The Province May 19, 2013
A love-in. That was last night's Fleetwood Mac concert.
From the moment Mick Fleetwood bounded onstage, dropped his giant, lanky self behind his kit and started the drum roll leading into Second Hand News, it was on your feet and sing along to every song at Rogers Arena. On the basis of three albums made in the seventies, the second configuration of what began as a very fine UK blues-rock group has built a timeless legacy.
The sheer number of people at the show who weren't even born when Rumours ruled the world in 1977 but knew every word was testament to that.
The quartet of Fleetwood (65), bassist John McVie (67), eternally tanned quitarist Lindsey Buckingham (63) and Stevie Nicks (64) still bring it. Sure, it's a shame that singer/keyboardist Christine McVie (69) is out of the line-up again but the band has plenty of material she wasn't a key part of.

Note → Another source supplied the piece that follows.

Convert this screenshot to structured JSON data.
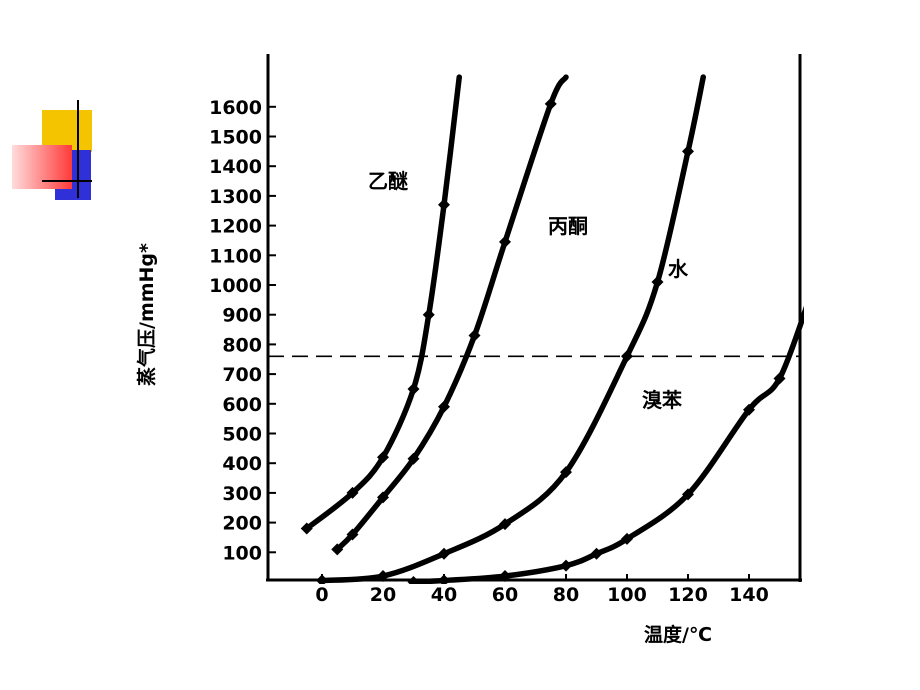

Some winning material from the recently released iTunes only EP titled, creatively, Extended Play, was thrown into the Fleetwood Mac (1975), Rumours and Tusk (1979) heavy set. Sad Angel is certainly the group's best song in decades so here is hoping the future album contains more of the same.
If not, no matter.
As the fluid-voiced Buckingham made abundantly clear, songs such as Not That Funny and Tusk have actually aged extremely well. What was panned critically at the time for failing to match the impossible-to-equal Rumours is a fine album. One that the group still wants to get a fairer shake based on Buckingham's comments about "taking a good idea and grinding it into the ground before moving on."
Tusk tunes such as Sisters of the Moon and Sara certainly gave Nicks, ample opportunity to show that she can still carry the body of the songs. With back-up singers to clean up the high notes she can't reach anymore and provide a tad pf the warmth that was occasionally missing, the singer's haunting way with a lyric rang true.
For his part, Buckingham proved why he has been such a critical component to the band's success.
His fingerpicking all night was searing and hit show-stealing on his solo acoustic take of Big Love from Tango In the Night. It was obvious that Nicks' tour de force Landslide would follow. It did and Never Going Back Again rounded out the strumming Buckingham/Knicks portion of the show.
Without You, a re-discovered tune from the duo's pre-Mac days that is also on the new EP brought the full band back. Again, a bit of proof the old dog may have some new(er) tricks left in it.
Frankly, after hearing that heavy version of Gold Dust Woman it is hard to believe a Grunge era band didn't get on the cover wagon. For the bass lines alone, the song burns.
After 20-plus tunes, nobody left last night unsatisfied. Unless, that is, you wanted to hear Oh Well or the Green Manalishi which this version of the band has probably never played. That was another time and pre-dates the string of near perfect pop songs such as Go Your Own Way. But by all means go back and check out earlier 'Mac too.
Given last night, the next album could prove well worth a listen too.